Thursday, March 11, 2010

for me.

i find it funny.

i find it funny that whenever something goes right in my life, i immediately throw my hands up and profess my undying love to God. when something doesn't go right, i automatically shut myself down and tell God that I'm bitter, angry, pissed, want to punch a baby when it comes to Him. And then something good happens, and then i'm back to OHHHHH I LOVEEEE YOUUUU. it's a cycle. not a good one.

i realized that i need to delight in the Lord always. not only during those good days or good times. ALWAYS. yeah, i find it hard to delight in Him during the worst of times, but honestly, those are the times when i need Him the most. And this delight can't be forced. i need to fully enjoy delighting in the Lord. nam sayin'? I've been trying really hard to do this for the past few weeks and let me just tell ya that it's pretty hard. but if life was meant to be easy, then we wouldn't learn anything right?

also i decided a couple weeks ago that for the rest of lent, that i would give up saying these phrases: "I hate my life" "I hate myself" "I want to kill myself" "I want to die" or anything along those lines. So, if anybody reads this blog, please keep me accountable because for those of you who know me... i say these phrases A LOT.

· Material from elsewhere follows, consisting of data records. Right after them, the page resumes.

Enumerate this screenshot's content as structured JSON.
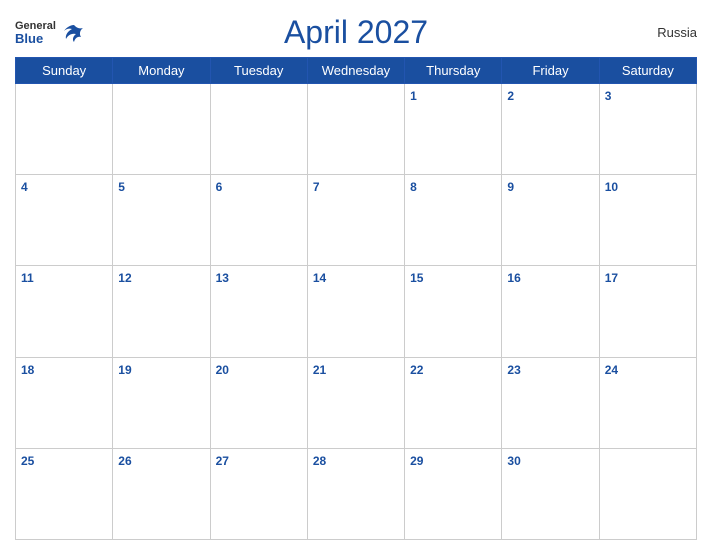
{
  "header": {
    "title": "April 2027",
    "country": "Russia",
    "logo": {
      "general": "General",
      "blue": "Blue"
    }
  },
  "calendar": {
    "days_of_week": [
      "Sunday",
      "Monday",
      "Tuesday",
      "Wednesday",
      "Thursday",
      "Friday",
      "Saturday"
    ],
    "weeks": [
      [
        null,
        null,
        null,
        null,
        1,
        2,
        3
      ],
      [
        4,
        5,
        6,
        7,
        8,
        9,
        10
      ],
      [
        11,
        12,
        13,
        14,
        15,
        16,
        17
      ],
      [
        18,
        19,
        20,
        21,
        22,
        23,
        24
      ],
      [
        25,
        26,
        27,
        28,
        29,
        30,
        null
      ]
    ]
  }
}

and this entry is for me. if somebody comes across this blog and doesn't approve of my faith-- too bad. so sad. these are MY thoughts and MY blog. so goodbye to you. :)

Tuesday, March 2, 2010

it's march.

it's march 1st. well actually, it's really march 2nd and I'm still in the same place that I was since I graduated in may. it's been more than nine months and it's still the same. same same same. same old same. i would elaborate on what i'm feeling right now, but i really just don't want to think about it anymore.

so that's all i had to say. it's already freaking march.